The K-wave has become almost synonymous with K-pop. Idol groups like BTS and Blackpink hitting Billboard and other global musical charts no longer makes headline news. Other idol stars, dancers and fusion groups mixing pop and traditional Korean folk tunes roaming around the world, and the flood of cover and random play dance scenes by Europeans and Latin Americans in city plazas dominating YouTube, are mind-blowing. The K-wave that originated with TV dramas has built up with pop music, food and lifestyle to spill over to high-end culture like literature and arts. The translated versions of “The Vegetarian” by Han Kang, “Please Look After Mom” by Shin Kyoung-Sook and “Kim Ji-yhoung, Born 1982” by Cho Nam-joo have transcended language and cultural barriers to add literature to the K-list.
 
The arts also have made strides. New York City’s Rockefeller Center celebrated Korean artists for the first time in this year’s summer festival. The “Origin, Emergency, Return” exhibit showcased more than 70 works of Park Seo-bo, famous for his “Ecriture” monochrome painting series, Korean-American artist Jin Meyerson and Germany-based painter Yoon Jongsuk. Lee Bae’s 21-foot tower of stacked charcoal stood tall in front of Rockefeller Center’s Channel Gardens, the first Korean artist's occupation of the space, during the festival. 
 
 
Lee Bae’s “Issu du feu” stands 21 feet tall at the Channel Gardens, Rockefeller Center, New York City. [FITZ & Co]

Lee Bae’s “Issu du feu” stands 21 feet tall at the Channel Gardens, Rockefeller Center, New York City. [FITZ & Co]

 
The "Only the Young: Experimental Art in Korea, 1960s–1970s" exhibit, jointly held by the National Museum of Contemporary Art, Korea (MMCA) and Solomon R. Guggenheim Museum with work by Kim Ku-lim, Lee Kang-so, Lee Kun-yong and Lee Seung-taek, ended its Seoul show and is scheduled to go display in Guggenheim Museum in New York from September to January and the Hammer Museum in Los Angeles from February to May.  
The Philadelphia Museum of Art will exhibit Korean modern art for the first time in its 150-year history with the "The Shape of Time: Korean Art after 1989" exhibit next October, featuring artwork by 33 artists like Suh Do-ho, Ham Kyung-ah and Shin Mee-kyoung.
 
After a successful debut last year, global art fair Frieze is returning to COEX in Seoul in September for a joint art fair with Kiaf Seoul, Korea’s longest-running art fair hosted by the Galleries Association of Korea, with 200 galleries from 30 countries joining the extravaganza.  
 
The K-wave is exciting not just interest in Korean culture but awe and envy.
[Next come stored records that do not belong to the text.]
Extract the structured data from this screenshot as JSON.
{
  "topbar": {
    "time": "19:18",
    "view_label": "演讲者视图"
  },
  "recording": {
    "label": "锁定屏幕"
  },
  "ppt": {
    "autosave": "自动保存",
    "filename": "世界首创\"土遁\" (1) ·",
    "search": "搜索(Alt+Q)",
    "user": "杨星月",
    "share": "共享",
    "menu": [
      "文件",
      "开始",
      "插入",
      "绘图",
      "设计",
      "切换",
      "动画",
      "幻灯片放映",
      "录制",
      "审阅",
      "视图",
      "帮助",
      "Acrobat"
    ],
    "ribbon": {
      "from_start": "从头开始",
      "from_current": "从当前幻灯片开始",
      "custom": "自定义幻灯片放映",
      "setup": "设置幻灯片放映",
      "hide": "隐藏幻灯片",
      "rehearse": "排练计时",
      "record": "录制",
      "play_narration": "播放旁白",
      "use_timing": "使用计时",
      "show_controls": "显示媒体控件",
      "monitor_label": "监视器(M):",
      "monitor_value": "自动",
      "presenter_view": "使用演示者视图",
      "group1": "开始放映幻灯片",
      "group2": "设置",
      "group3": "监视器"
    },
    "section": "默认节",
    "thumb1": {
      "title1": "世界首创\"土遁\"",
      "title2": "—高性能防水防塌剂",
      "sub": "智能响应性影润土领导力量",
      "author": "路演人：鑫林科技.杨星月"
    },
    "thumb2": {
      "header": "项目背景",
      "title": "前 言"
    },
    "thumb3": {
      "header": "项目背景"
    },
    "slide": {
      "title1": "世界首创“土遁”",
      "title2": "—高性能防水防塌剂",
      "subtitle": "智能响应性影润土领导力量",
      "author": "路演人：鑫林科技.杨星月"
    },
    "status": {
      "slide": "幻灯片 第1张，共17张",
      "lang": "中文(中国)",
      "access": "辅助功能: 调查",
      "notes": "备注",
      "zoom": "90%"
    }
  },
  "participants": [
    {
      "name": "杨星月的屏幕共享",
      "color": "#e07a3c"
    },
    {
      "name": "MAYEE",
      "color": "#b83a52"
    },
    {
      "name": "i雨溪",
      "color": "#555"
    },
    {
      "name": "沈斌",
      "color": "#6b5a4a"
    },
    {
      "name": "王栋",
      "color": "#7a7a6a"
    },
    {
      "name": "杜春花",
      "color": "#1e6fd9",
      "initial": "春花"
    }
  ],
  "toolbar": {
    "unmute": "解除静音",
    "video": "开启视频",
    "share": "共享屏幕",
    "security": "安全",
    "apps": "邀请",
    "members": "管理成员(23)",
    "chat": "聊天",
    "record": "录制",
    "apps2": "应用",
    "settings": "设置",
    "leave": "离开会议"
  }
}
I learned during my visit to Paris for a lecture last summer from headmasters of Korean language schools that Korean has surpassed Chinese and Japanese as a second foreign language in France. The King Sejong Institute, which runs Korean language institutes in 2,400 countries, holds the World Korean Educator Conference in Seoul this month.
 
The K-culture wave is ushering visitors to the Korean sections of famous museums. But people who have visited the Korean rooms at the British Museum in London, Metropolitan Museum of Art in New York and Guimet Museum in Paris leave in disappointment as the artworks and exhibits are pitifully small-scaled and scant compared with the Chinese and Japanese sections.
 
The Victoria & Albert (V&A) Museum of London, the world’s biggest craftwork museum, in October last year held the “Hallyu! The Korean Wave” exhibit. A friend residing in the U.K. who saw the exhibit said Korea needs to showcase an exhibition showing the roots of Hallyu, not one to flaunt the fandom of Korean pop culture today.  
 
Michael Cunningham, former curator at the Asian Art Department Records of the Cleveland Museum of Art, admitted that Asian arts majors in western societies learned of the splendid tradition of Korean art history only after seeing the “5,000 Years of Korean Arts” exhibit that toured seven U.S. cities for three years from 1979. His confession confirms that art play a concrete role as a "diplomat of material culture," sharing the culture and history of the nation.
 
We must arrange a new tour of “5,000 years of Korean Arts” to major cities like Paris, London, and New York to parade the long cultural tradition behind K-culture so that Hallyu can continue to flow expansively and extensively.